Urine culture: Though a positive urine culture is indicated by the presence of 100,000 colony-forming units per mL, S. saprophyticus is usually present in quantities less than or equal to 100,000 cfu/mL, but will be detected in sequential specimens.
If significant bacteriuria of gram-positive cocci is seen, the organism is identified by performing catalase and coagulase test. If the organism is catalase-positive and coagulase-negative, novobiocin test should be performed to differentiate S. epidermidis from S. saprophyticus. If the organism is sensitive to novobiocin, it is S. epidermidis, most likely to be the contaminant (normal flora).
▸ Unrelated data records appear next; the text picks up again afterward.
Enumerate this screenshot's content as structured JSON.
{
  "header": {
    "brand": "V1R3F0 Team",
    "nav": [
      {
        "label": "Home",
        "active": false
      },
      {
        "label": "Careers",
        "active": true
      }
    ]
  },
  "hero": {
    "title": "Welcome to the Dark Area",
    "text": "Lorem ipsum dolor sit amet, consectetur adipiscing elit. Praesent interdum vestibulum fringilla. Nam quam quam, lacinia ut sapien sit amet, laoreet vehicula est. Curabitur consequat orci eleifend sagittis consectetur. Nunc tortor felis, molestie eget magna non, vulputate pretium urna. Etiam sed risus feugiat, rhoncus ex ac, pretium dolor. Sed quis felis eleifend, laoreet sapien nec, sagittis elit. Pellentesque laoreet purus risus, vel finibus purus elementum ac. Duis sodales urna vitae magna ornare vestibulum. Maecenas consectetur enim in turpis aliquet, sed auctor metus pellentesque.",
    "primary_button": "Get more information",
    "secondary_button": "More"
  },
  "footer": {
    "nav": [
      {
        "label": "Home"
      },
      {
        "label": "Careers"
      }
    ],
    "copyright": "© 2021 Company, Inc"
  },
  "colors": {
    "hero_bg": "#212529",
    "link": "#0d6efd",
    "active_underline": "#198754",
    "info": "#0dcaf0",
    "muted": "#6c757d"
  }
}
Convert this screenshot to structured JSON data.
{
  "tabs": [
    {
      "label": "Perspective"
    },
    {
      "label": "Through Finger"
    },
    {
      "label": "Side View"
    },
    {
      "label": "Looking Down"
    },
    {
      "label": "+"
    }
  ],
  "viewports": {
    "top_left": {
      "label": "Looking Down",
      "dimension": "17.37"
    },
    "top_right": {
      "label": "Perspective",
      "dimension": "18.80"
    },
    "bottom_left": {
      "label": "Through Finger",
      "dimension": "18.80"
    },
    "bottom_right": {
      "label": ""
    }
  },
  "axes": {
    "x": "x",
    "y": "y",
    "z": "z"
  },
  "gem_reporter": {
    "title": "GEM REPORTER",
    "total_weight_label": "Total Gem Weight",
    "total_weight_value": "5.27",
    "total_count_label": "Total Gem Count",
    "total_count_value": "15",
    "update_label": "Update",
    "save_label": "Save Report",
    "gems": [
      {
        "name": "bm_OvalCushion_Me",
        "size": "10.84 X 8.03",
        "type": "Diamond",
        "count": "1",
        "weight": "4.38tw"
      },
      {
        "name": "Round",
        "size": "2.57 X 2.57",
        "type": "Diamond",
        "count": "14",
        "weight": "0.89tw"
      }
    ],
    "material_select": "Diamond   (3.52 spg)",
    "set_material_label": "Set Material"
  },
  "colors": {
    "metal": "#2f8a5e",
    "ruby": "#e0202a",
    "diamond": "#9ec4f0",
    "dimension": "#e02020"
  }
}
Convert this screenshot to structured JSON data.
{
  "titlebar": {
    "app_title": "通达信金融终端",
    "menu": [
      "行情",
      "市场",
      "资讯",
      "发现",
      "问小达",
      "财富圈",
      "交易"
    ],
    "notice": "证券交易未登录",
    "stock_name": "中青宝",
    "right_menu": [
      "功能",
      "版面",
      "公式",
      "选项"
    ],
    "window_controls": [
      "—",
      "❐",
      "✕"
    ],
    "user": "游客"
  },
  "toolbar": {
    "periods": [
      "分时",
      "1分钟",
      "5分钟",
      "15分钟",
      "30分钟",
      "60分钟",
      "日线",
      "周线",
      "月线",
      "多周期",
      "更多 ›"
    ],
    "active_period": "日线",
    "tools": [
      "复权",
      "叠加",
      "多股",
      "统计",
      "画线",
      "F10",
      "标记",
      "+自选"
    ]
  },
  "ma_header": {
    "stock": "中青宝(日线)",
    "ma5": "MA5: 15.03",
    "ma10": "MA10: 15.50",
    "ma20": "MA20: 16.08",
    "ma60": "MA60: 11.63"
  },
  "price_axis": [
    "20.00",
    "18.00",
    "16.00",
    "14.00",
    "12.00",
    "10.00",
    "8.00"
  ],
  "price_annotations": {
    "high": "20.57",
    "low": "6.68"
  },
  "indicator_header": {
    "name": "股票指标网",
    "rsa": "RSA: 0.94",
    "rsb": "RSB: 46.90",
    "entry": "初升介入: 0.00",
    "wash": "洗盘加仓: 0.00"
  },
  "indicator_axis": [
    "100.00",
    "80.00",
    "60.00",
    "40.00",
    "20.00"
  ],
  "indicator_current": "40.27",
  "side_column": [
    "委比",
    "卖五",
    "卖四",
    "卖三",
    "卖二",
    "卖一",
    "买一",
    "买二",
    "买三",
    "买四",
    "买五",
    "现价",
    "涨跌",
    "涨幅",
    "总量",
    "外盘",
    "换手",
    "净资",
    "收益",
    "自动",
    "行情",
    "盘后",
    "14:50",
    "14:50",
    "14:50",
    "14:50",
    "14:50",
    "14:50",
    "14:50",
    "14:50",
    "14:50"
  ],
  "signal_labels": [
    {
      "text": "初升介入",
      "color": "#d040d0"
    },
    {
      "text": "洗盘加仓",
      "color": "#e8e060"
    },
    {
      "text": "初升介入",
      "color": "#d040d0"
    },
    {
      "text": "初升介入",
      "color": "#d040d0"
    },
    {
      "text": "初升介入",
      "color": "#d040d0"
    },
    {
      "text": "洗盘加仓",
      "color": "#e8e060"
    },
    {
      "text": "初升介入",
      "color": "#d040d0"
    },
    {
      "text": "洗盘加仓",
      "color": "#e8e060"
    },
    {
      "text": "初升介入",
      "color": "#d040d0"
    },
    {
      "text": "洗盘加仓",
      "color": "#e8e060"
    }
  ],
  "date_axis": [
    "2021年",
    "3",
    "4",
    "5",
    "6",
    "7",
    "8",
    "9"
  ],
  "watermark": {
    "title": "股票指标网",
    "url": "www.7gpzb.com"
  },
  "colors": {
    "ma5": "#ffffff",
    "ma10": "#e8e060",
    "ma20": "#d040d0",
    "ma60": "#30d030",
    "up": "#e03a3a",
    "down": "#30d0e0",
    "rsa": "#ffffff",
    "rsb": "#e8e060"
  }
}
If the organism is novobiocin-resistant, it is identified as S. saprophyticus. It is a pathogen for women of the reproductive age group, so antimicrobial testing should be performed, and the antibiogram result should be reported to the physician.
Biochemical Tests for Staphylococcus saprophyticus
|Name of the test
|Novobiocin sensitivity test
|PYR broth hydrolysis test
|Alkaline phosphatase test
|Acid From D-Trehalose
Staphylococcus saprophyticus urinary tract infections can be treated with trimethoprim-sulfamethoxazole or a quinolone, such as ciprofloxacin.